4.4 Modeling with Bayesian Optimization

def objective(space):
    model = RandomForestRegressor(
        n_estimators=space['n_estimators'], 
        bootstrap=space['bootstrap'], 
        max_depth=space['max_depth']
    )
    accuracy = cross_val_score(model, X_train, y_train, cv=5).mean()
    return {'loss': -accuracy, 'status': STATUS_OK }
param_grid = {
    'bootstrap': hp.choice('bootstrap',  [True, False]),
    'n_estimators': hp.choice('n_estimators', [100,110,120,130,140]),
    'max_depth': hp.quniform('max_depth', 10, 50, 10)
}
trials = Trials()
best = fmin(fn= objective,
            space= param_grid,
            algo= tpe.suggest,
            max_evals = 100,
            trials= trials)
best
100%|███████████████████████████████████████████| 100/100 [1:20:39<00:00, 48.39s/trial, best loss: 0.05966699243049871]
{'bootstrap': 0, 'max_depth': 10.0, 'n_estimators': 3}
btsp = {0:True, 1:False}
n_est = {0:100,1:110,2:120,3:130,4:140}
rf_bo = RandomForestRegressor(
    bootstrap=btsp[best['bootstrap']],
    max_depth = best['max_depth'],
    n_estimators=n_est[best['n_estimators']]
).fit(X_train, y_train)
rf_bo_pred = rf_bo.predict(X_test)
print(f"RMSE: {np.sqrt(mean_squared_error(y_test, rf_bo_pred)):.2f}\nR2 Score: {r2_score(y_test, rf_bo_pred):2f}")
RMSE: 107.42
R2 Score: -0.119587

5. Summary of Findings

  • By performing hyperparameter tuning, we have achieved a model that achieves optimal predictions
  • Compared to GridSearchCV and RandomizedSearchCV, Bayesian Optimization is a superior tuning approach that produces better results in less time.

6. Recommendations

  • More data need to be added.
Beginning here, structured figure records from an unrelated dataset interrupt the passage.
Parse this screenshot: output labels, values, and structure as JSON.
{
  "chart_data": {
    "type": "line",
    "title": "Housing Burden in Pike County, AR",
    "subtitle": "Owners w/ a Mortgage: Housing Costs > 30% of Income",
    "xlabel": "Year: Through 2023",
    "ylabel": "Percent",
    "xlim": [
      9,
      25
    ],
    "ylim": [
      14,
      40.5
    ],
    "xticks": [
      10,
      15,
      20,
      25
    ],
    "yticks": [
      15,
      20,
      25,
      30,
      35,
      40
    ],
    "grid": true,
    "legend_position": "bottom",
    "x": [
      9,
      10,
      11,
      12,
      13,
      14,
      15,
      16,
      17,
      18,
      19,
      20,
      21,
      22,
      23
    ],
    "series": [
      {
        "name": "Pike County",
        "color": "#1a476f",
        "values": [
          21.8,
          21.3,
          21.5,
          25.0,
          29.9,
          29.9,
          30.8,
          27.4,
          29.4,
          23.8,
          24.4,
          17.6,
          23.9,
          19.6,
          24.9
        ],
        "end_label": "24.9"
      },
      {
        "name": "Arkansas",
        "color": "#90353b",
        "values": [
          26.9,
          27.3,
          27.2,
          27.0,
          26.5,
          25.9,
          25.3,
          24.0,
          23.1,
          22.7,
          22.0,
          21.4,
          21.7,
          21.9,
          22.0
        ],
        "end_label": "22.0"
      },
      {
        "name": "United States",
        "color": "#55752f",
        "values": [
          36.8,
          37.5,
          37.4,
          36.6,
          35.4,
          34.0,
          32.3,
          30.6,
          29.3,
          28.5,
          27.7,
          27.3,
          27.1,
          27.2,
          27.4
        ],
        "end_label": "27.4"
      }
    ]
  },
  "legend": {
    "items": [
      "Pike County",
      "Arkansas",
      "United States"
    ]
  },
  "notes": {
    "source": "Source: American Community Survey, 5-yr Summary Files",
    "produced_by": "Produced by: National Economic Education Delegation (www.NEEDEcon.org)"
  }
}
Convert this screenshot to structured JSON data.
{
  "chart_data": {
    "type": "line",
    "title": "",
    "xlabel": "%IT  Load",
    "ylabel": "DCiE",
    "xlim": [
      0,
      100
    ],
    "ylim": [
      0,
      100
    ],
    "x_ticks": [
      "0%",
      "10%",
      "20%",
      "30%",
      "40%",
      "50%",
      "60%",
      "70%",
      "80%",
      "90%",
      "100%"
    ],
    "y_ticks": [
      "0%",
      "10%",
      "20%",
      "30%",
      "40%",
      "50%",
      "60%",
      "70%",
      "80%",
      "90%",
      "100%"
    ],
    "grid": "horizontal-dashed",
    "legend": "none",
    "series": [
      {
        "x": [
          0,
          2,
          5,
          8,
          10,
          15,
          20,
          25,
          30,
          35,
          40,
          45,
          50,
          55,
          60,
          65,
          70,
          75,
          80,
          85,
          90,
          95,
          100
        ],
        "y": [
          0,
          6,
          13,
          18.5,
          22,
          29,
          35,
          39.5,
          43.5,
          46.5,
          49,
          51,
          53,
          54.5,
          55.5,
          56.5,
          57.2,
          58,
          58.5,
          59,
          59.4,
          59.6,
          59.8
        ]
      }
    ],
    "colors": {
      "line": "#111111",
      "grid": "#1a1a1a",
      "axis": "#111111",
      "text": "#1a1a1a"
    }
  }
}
When we have more data, the model will be more accurate and this will minimize bias in prediction.
  • More features need to be added. In addition to the data we need more features about rental listings so that the data won't depend on minimal features during prediction

7. Challenging the Solution

  • The question was clear since we were required to perform hyperparameter tuning techniques to your most accurate model in an effort to achieve optimal predictions.
  • This was a right data but Major imporvements need to be added to the data, more features need to be added to make the model more accurate. Missing values needs to be addressed during data collection
  • To improve the solution, more data is needed to train the model to be as accurate as possible in the prediction.